Computers understand human language to a large extent through relationships between words. These relationships are captured using simple vector algebra.
For example, “man : king :: woman : queen” (man is to king as woman is to queen), or “sister : woman :: brother : man”.
The most commonly used dataset for these relationships is called word2vec, and it derives from a collection of three million words from Google News articles. Word2vec powers everything from language translation to contextual web searches and human speech recognition, and much more. Word2vec is used throughout the tech industry.
However, evaluate “father : doctor :: mother : x” and it will yield x = nurse. That is to say, father is to doctor as mother is to nurse. And “man : computer programmer :: woman : x” results in x = homemaker, which means man is to computer programmer as woman is to homemaker.
Clearly, these word relationships can have gender biases that are hard to really justify. Being of a certain gender has no inherent link to being a homemaker. This happens because any bias in the input texts (from news articles in this case) also gets propagated through the system.

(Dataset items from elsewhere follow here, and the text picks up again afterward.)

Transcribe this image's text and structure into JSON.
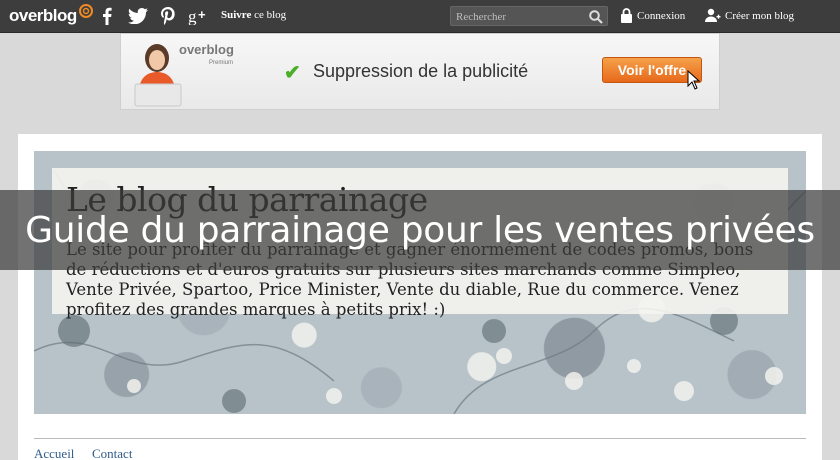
{
  "topbar": {
    "logo": "overblog",
    "follow_bold": "Suivre",
    "follow_rest": " ce blog",
    "search_placeholder": "Rechercher",
    "login": "Connexion",
    "create": "Créer mon blog",
    "social": [
      "facebook-icon",
      "twitter-icon",
      "pinterest-icon",
      "google-plus-icon"
    ],
    "colors": {
      "bar": "#3d3d3d",
      "text": "#ffffff"
    }
  },
  "ad": {
    "brand": "overblog",
    "brand_sub": "Premium",
    "text": "Suppression de la publicité",
    "button": "Voir l'offre",
    "colors": {
      "button": "#e7691b",
      "check": "#4caf2a"
    }
  },
  "blog": {
    "title": "Le blog du parrainage",
    "description": "Le site pour profiter du parrainage et gagner énormément de codes promos, bons de réductions et d'euros gratuits sur plusieurs sites marchands comme Simpleo, Vente Privée, Spartoo, Price Minister, Vente du diable, Rue du commerce. Venez profitez des grandes marques à petits prix! :)"
  },
  "nav": {
    "items": [
      "Accueil",
      "Contact"
    ],
    "color": "#2f5d8c"
  },
  "overlay": {
    "title": "Guide du parrainage pour les ventes privées"
  }
}
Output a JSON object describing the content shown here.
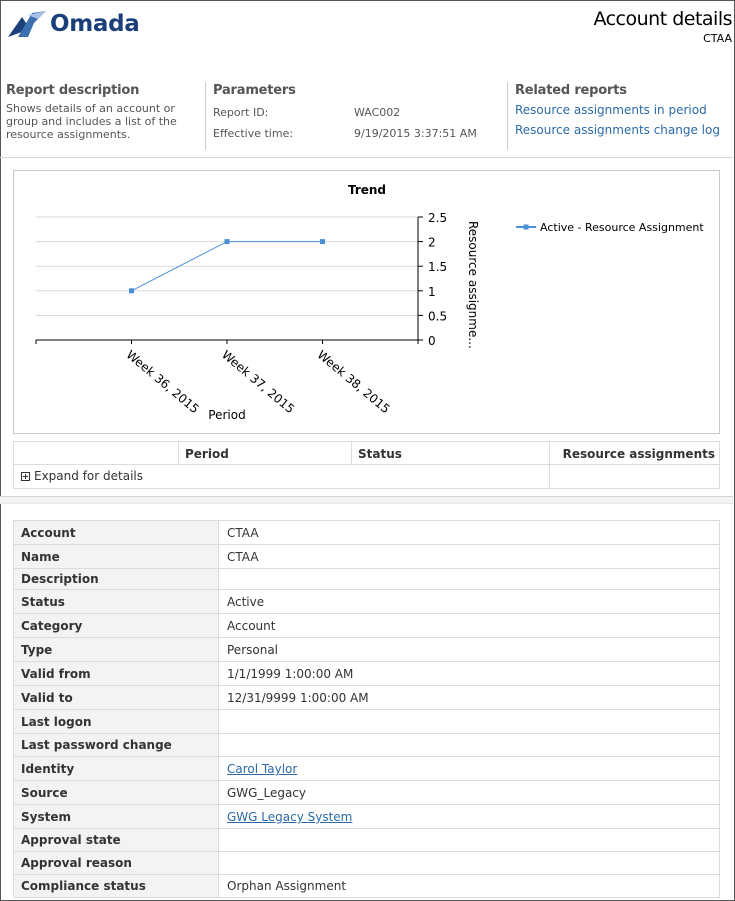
{
  "header": {
    "logo_text": "Omada",
    "title": "Account details",
    "subtitle": "CTAA"
  },
  "report_description": {
    "heading": "Report description",
    "text": "Shows details of an account or group and includes a list of the resource assignments."
  },
  "parameters": {
    "heading": "Parameters",
    "items": [
      {
        "label": "Report ID:",
        "value": "WAC002"
      },
      {
        "label": "Effective time:",
        "value": "9/19/2015 3:37:51 AM"
      }
    ]
  },
  "related_reports": {
    "heading": "Related reports",
    "links": [
      "Resource assignments in period",
      "Resource assignments change log"
    ]
  },
  "chart_data": {
    "type": "line",
    "title": "Trend",
    "xlabel": "Period",
    "ylabel": "Resource assignme...",
    "categories": [
      "Week 36, 2015",
      "Week 37, 2015",
      "Week 38, 2015"
    ],
    "series": [
      {
        "name": "Active - Resource Assignment",
        "values": [
          1,
          2,
          2
        ],
        "color": "#4a90d9"
      }
    ],
    "ylim": [
      0,
      2.5
    ],
    "yticks": [
      "2.5",
      "2",
      "1.5",
      "1",
      "0.5",
      "0"
    ],
    "grid": true,
    "legend_position": "right",
    "y_axis_side": "right"
  },
  "trend_table": {
    "columns": [
      "Period",
      "Status",
      "Resource assignments"
    ],
    "expand_label": "Expand for details"
  },
  "details": [
    {
      "label": "Account",
      "value": "CTAA"
    },
    {
      "label": "Name",
      "value": "CTAA"
    },
    {
      "label": "Description",
      "value": ""
    },
    {
      "label": "Status",
      "value": "Active"
    },
    {
      "label": "Category",
      "value": "Account"
    },
    {
      "label": "Type",
      "value": "Personal"
    },
    {
      "label": "Valid from",
      "value": "1/1/1999 1:00:00 AM"
    },
    {
      "label": "Valid to",
      "value": "12/31/9999 1:00:00 AM"
    },
    {
      "label": "Last logon",
      "value": ""
    },
    {
      "label": "Last password change",
      "value": ""
    },
    {
      "label": "Identity",
      "value": "Carol Taylor",
      "link": true
    },
    {
      "label": "Source",
      "value": "GWG_Legacy"
    },
    {
      "label": "System",
      "value": "GWG Legacy System",
      "link": true
    },
    {
      "label": "Approval state",
      "value": ""
    },
    {
      "label": "Approval reason",
      "value": ""
    },
    {
      "label": "Compliance status",
      "value": "Orphan Assignment"
    }
  ],
  "colors": {
    "link": "#2b6aa6",
    "brand": "#1a3f7a",
    "series": "#4a90d9"
  }
}
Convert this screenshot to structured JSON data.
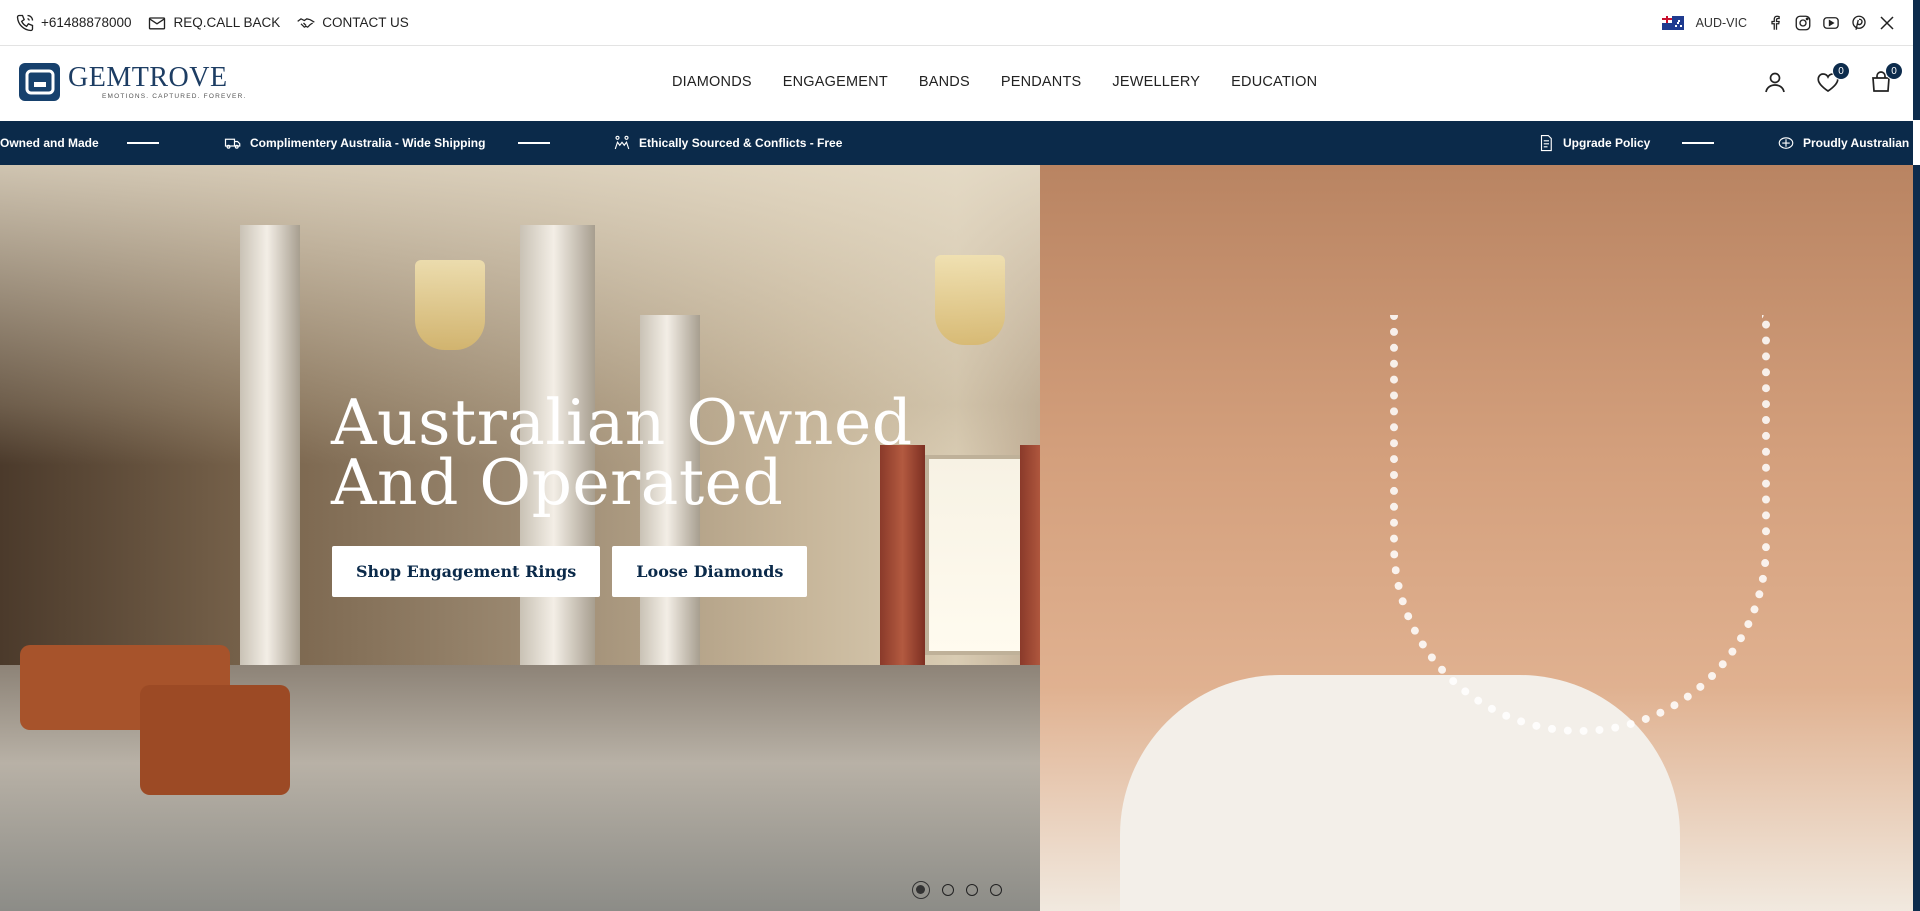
{
  "topbar": {
    "phone": "+61488878000",
    "callback": "REQ.CALL BACK",
    "contact": "CONTACT US",
    "currency": "AUD-VIC",
    "social": [
      "facebook-icon",
      "instagram-icon",
      "youtube-icon",
      "pinterest-icon",
      "x-icon"
    ]
  },
  "header": {
    "logo_name": "GEMTROVE",
    "logo_tag": "EMOTIONS. CAPTURED. FOREVER.",
    "nav": [
      "DIAMONDS",
      "ENGAGEMENT",
      "BANDS",
      "PENDANTS",
      "JEWELLERY",
      "EDUCATION"
    ],
    "wishlist_count": "0",
    "cart_count": "0"
  },
  "ticker": {
    "items": [
      "Owned and Made",
      "Complimentery Australia - Wide Shipping",
      "Ethically Sourced & Conflicts - Free",
      "Upgrade Policy",
      "Proudly Australian O"
    ]
  },
  "hero": {
    "title_line1": "Australian Owned",
    "title_line2": "And Operated",
    "btn_rings": "Shop Engagement Rings",
    "btn_diamonds": "Loose Diamonds",
    "slides_total": 4,
    "slide_active": 1
  },
  "colors": {
    "brand_navy": "#0b2a4a",
    "logo_blue": "#17416d"
  }
}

So if “computer programmer” is more closely associated with men than women in the articles, then a search for “computer programmer CVs” would potentially rank men more highly than women.
This is unfortunately a reflection of the subconscious social biases that creep through in our language everywhere.
Going back to the vector algebra, sexism can be thought of as a warp over this word vector space. So fixing the bias in the word relationships is then a question of applying an opposite warp while still preserving the overall spatial structure, according to a team of researchers from Boston University and Microsoft Research. (Paper: Man is to Computer Programmer as Woman is to Homemaker? Debiasing Word Embeddings)
They do this by searching for word pairs similar to “she: he” to generate a list of available gender analogies (eg. midwife: doctor; sewing: carpentry; registered_nurse: physician; hairdresser: barber; nanny: chauffeur). Then they use Amazon’s Mechanical Turk to have people manually classify these as appropriate or inappropriate.
With this information then, the research team understood how the sexism was mathematically exhibited in the vector space and how it could be transformed to remove the warping. This transformed vector space was then used to get a better list of gender analogies with significantly less gender bias (eg. maid: housekeeper; gals: dudes; hen: cock, daughter: son).
Reducing the bias in today’s computer systems and technology is one step towards reducing gender bias in our society. There is nothing scarier than people who will be building the artificial intelligence of tomorrow but aren't quite familiar with the several socioeconomic factors in play that affect everyday people's lives. Everything from hiring and policing to risk analysis is using more and more machine intelligence every day.
At the very least, machine learning should not be inadvertently amplifying our biases as we move towards a more automated, artificially intelligent world.